Greetings Real Estate Investors!
Today we have another lesson that is ripped directly from our own Real Property Management Miami headlines. Or should I say rather deadlines…because this story is a cautionary one regarding the importance of a well drafted lease so that you as the landlord can be protected.Since we manage hundreds of properties there is hardly a day that goes by without processing the end or beginning of a lease. And as important as the beginning of the lease is we cannot overstate the importance of the end of the lease. Specifically what are the terms that conclude the lease, including the rights of the tenant and the landlord to either cancel or extend the lease.
Too Good to Go
So one of the great things about using a professional property manager is that you keep your property running perfectly and so you have very happy tenants. This usually means that you can raise rent and do other things that you couldn’t do with unhappy tenants. But the other side of the coin is that the tenants love the situation so much that they don’t want to move to another property that is poorly managed. This happened recently when a lease was coming up for renewal and the tenants notified us well in advance of the 60 days they were required to notify of intent to renew. The problem is that the investor had also done very well on the property and was ready to sell and upgrade to a duplex. The investor also notified us of their intent to non-renew the lease and sell the property prior to the 60 days that were required by the lease.
Parting is Sweet Sorrow
We notified the tenants that unfortunately the property was going to be sold so they would have to find another place to live. They then spoke to make people and got some bad advice and became convinced that since they had notified us prior to the 60 days that it was their right to stay in the property. They even enlisted the broker of their real estate agent who owned the real estate company and thought he knew how leases worked since he had “been in the business for 30 years”. He even went so far as to threaten to report us to the DBPR which is the state agency the regulates Real Estate.
It’s All About the Paper
Since we understand the law and how leases work we calmly informed all of tenants’ supporters that unfortunately for them the lease stated that both parties must agree in writing to renew the lease prior to the 60 days. Since our client had not agreed to renew but in fact had specifically given notice that he would not renew the law was on the landlords side and the tenants would have to move. After many frustrated and sometimes rude emails from the tenants and broker (this is why you hire a property management company) they finally gave in to the truth that was there in black and white on the lease that all parties had signed.

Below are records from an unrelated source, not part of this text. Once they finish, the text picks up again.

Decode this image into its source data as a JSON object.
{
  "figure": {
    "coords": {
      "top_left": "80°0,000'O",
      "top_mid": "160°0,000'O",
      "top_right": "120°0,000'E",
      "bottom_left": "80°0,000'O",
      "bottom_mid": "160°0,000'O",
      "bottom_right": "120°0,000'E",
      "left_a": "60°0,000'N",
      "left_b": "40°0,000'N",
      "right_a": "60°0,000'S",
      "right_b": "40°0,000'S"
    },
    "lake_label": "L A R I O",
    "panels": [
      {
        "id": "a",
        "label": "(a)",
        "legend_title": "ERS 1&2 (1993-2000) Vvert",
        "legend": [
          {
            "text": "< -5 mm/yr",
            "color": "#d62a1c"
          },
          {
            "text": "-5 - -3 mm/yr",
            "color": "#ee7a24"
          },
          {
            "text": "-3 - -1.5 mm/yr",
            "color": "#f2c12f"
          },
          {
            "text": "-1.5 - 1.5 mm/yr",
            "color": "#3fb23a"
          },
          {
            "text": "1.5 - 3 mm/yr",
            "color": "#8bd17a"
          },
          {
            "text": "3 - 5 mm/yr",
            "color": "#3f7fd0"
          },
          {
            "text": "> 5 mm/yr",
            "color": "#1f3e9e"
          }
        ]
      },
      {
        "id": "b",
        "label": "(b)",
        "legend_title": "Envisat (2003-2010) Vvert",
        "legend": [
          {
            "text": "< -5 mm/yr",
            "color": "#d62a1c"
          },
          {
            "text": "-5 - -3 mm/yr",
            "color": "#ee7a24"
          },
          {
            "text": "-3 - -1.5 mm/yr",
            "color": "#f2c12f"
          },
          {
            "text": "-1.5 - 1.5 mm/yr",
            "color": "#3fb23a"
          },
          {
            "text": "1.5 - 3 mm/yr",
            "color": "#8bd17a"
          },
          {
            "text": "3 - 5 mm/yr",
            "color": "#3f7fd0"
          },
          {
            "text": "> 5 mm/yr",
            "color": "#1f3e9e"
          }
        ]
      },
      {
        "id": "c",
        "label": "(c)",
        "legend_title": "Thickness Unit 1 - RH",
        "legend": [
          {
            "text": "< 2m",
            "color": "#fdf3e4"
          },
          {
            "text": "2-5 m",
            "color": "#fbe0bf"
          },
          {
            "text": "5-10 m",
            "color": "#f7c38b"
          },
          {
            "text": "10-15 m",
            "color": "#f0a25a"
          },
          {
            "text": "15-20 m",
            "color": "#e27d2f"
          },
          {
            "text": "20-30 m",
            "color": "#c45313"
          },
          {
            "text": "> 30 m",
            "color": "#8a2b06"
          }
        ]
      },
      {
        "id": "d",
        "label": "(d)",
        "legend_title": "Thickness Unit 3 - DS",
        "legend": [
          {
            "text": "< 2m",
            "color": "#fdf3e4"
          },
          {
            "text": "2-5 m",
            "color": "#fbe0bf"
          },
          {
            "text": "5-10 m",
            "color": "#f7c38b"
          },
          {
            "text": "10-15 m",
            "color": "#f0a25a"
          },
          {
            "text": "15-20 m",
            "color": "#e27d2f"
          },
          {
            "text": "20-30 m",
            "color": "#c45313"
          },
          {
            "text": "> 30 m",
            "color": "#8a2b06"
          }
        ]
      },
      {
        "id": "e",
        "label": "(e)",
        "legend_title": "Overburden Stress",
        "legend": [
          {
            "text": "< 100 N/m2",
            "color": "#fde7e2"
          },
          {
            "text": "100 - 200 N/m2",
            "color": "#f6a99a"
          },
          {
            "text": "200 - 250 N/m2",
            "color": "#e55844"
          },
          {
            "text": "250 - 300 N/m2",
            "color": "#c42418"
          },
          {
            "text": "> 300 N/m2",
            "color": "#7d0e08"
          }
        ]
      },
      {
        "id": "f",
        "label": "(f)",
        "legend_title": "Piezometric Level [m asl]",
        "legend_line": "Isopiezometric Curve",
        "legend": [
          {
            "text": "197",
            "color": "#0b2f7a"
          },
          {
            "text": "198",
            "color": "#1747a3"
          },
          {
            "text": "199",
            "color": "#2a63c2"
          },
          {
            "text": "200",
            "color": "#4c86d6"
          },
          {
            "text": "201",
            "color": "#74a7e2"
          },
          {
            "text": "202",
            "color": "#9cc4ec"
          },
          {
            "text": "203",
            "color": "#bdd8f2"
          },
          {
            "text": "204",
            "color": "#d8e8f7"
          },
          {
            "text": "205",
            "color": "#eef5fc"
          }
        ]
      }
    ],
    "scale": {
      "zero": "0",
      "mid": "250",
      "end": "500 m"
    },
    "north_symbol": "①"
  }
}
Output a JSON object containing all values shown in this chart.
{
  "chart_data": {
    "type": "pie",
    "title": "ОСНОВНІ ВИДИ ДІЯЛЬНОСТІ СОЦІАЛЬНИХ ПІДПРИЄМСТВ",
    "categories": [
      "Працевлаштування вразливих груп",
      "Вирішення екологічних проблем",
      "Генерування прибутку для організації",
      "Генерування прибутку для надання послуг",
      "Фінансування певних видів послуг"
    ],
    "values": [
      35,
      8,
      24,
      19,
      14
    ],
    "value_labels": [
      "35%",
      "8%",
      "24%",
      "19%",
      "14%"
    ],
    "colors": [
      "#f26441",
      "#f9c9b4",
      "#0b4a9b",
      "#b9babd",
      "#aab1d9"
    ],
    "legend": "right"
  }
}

A Happy Ending (For Our Side)
The tenants moved out on time and the landlord was able to sell his property at a big profit and we are now managing the new duplex he bought with the return from his sale. The moral of the story is that you must have solid lease documents that protect you in every circumstance and you must also have excellent representation that knows how the law works. If you don’t you might end up having some broker give you bad advice they have been running a crappy business for 30 years and still don’t know how leases work.